Port Wing. Herbster. We made our way, the distance between Highway 13 and the Great Lake waxing and waning until we stopped for smoked fish and a used book about Lenny Bruce from a shop in Cornucopia. We ate the fish shoreside, and the wind was a cold scour, but we sat close, and among other things, love is Sterno. In short, I was a goner, and by the time we hit the curl at Red Cliff that drops you down to Bayfield I was prepared to complete the necessary paperwork, and said so.

The woman in question informed me that we had known each other only three months and she would make her decision only after conducting a performance review at the six-month mark. That, I said at the time, was a rolled-up newspaper to the snoot.

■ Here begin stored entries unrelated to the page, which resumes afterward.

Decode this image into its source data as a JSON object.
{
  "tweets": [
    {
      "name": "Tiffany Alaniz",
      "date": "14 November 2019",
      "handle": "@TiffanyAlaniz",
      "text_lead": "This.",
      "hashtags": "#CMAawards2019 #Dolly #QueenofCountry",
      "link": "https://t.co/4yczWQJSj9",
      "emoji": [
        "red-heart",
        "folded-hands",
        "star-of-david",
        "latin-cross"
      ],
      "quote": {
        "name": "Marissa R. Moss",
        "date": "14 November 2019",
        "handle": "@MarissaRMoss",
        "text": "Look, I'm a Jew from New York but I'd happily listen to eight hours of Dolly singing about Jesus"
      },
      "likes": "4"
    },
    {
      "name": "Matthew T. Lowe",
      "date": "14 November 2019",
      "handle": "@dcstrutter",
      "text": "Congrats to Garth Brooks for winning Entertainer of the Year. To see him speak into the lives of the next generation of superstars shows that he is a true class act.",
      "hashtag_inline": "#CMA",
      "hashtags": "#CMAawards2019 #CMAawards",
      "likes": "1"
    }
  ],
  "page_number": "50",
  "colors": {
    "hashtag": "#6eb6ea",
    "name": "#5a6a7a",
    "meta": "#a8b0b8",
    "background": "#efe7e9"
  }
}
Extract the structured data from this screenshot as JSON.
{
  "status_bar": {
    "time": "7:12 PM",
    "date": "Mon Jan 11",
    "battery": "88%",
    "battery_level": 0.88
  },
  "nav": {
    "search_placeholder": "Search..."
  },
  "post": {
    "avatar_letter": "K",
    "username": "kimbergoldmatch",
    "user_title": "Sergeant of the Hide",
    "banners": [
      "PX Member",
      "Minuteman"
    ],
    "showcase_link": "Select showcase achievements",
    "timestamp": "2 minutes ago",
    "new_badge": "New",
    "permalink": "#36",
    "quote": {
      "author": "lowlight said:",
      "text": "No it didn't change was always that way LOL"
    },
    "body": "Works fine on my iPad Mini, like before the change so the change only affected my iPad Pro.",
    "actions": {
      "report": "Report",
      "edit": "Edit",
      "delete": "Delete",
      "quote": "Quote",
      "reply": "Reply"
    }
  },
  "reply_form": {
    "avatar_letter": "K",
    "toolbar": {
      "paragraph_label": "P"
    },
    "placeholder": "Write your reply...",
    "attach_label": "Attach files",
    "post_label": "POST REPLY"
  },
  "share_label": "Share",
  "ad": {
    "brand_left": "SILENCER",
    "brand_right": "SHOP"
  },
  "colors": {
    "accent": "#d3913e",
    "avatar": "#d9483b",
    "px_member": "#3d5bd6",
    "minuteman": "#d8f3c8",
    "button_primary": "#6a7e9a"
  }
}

By sunset, however, we had made our way to Mount Ashwabay, and I shall never forget the sight of this tent, a blue burst against the surrounding green, looking from a distance like a squat storybook caterpillar with its stripes of pearl gray. We got there early enough to sit in the grass and watch the crowd filter in, and it really is something to see them gather, everybody milling but quietly so, folks passing in and out of the tent and clusters of friends meeting up to have beers in the grass or eat bratwurst in the concession tent. As the light faded, the crowd gathered and turned itself inward, as if the people were metal filings and the big tent—lit from within now by bare bulbs strung through the quarter poles—was an electromagnet on a rheostat. We allowed ourselves to be drawn in as well. Then the house lights went down, the stage lights came up, and when, three months later, the woman with the blue eyes said for better or worse she too was willing to fill out the paperwork, well, I knew that our night in the Big Top had something to do with it.

You hear that? The crowd has returned. I wonder if somebody out there is sitting beside some other body, wondering if they too might find love beneath the canvas. It happens, you bet. So as the lights come down, go on and pull that somebody special a tad closer and let the music and the canvas do the rest …

TAKING THE AIR

Welcome back to
Tent Show Radio,
folks. The audience is returning from intermission after having had an opportunity—as they used to say in grander days—to “take the air.” No better place to take the air, really, than up here on the open face of Mount Ashwabay. This is enhanced air; air that has been scrubbed by Lake Superior breezes, filtered for freshness through stands of pine and poplar, and infused with the sound of song. I dare say this is edifying air, air that stimulates your cultural and intellectual improvement. Goodness knows I can stand a few lungfuls. If I were the kind of guy to hire a life coach—well, first of all I'd have to hire six, and they'd have to take shifts. Even then they'd all probably just knock off early and hit the bar to gorge on pickled eggs and do Jäger bombs in a desperate attempt to repress everything as quickly as possible.